Rangkuman Berita Utama Selasa 25 Februari 2025

Jakarta, ICMES. Mantan Sekjen Hizbullah  Sayid Hashem Safieddine dimakamkan saat para pelayat dari seluruh dunia berkumpul di kampung halamannya di Lebanon selatan.

Pasukan elit Iran Korps Garda Revolusi Islam (IRGC) menyatakan bahwa gerakan perlawanan Lebanon, Hizbullah, akan dengan tegas melanjutkan jalan perjuangan untuk mengakhiri pendudukan kaum Zionis Israel.

Gerakan Jihad Islam Palestina (PIJ), faksi pejuang terbesar Palestina setelah Hamas, menuduh Israel berupaya untuk “mencaplok Tepi Barat secara paksa” setelah mengusir penduduk tiga kamp Palestina di Tepi Barat tanpa celah kemungkinan untuk kembali ke sana.

Berita selengkapnya:

Para Pelayat Padati Lokasi Pemakaman Sayid Safieddine di Lebanon Selatan

Mantan Sekjen Hizbullah  Sayid Hashem Safieddine dimakamkan saat para pelayat dari seluruh dunia berkumpul di kampung halamannya di Lebanon selatan.

Gerakan warga Hizbullah Lebanon mengumumkan bahwa Safieddine, yang sebelum gugur sebagai martir, pernah menjadi kepala Dewan Eksekutif Hizbullah, dimakamkan di kampung halamannya di Deir Qanoun al-Naher di Lebanon selatan pada hari Senin (24/2).

Perwakilan Pemimpin Revolusi Islam Ayatollah Sayid Ali Khamenei, Syeikh Mohammad Hassan Akhtari, dalam pidatonya di depan para pelayat  menegaskan kembali dukungan bangsa dan pemerintah Iran bagi rakyat Lebanon dan kubu pejuang perlawanan.

Syeikh Akhtari menyatakan bahwa Iran berjanji untuk terus mendukung rakyat Lebanon dalam menghadapi rezim Israel.

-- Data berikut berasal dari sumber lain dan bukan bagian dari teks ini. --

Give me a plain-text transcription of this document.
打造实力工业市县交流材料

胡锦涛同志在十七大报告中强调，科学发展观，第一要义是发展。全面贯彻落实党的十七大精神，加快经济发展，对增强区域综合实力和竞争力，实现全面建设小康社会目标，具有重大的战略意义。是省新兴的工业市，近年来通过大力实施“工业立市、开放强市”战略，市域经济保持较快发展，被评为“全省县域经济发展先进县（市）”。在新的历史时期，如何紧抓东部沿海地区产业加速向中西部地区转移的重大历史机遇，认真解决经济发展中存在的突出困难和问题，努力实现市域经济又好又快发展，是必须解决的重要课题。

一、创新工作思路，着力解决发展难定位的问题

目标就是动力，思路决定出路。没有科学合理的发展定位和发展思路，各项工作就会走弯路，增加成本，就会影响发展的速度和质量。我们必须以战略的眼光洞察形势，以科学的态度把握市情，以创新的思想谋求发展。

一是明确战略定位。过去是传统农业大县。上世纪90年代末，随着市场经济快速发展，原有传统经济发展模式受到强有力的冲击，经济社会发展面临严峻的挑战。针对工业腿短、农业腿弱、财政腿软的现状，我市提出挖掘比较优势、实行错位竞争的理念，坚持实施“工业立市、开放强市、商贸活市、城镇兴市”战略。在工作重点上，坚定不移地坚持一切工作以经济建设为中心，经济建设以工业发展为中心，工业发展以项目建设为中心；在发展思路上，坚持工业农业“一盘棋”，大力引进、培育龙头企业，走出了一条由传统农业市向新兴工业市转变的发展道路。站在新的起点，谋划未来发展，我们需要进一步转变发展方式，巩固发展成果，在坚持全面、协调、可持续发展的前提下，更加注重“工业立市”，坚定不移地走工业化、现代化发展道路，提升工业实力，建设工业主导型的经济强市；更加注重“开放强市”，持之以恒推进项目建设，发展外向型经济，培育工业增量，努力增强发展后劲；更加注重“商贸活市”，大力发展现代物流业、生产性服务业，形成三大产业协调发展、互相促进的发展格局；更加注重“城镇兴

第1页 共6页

Para pelayat berkumpul di sebuah stadion di ibu kota Lebanon pada hari Ahad untuk menghadiri upacara pemakaman dua mantan pemimpin Hizbullah Sayyed Hassan Nasrallah dan Safieddinel.

Sekira 1,4 juta orang, termasuk delegasi dari sekira 70 negara telah berpartisipasi dalam prosesi pemakaman tersebut.

Israel membunuh Nasrallah pada tanggal 27 September 2024, dan Safieddine pada tanggal 3 Oktober di tahun yang sama.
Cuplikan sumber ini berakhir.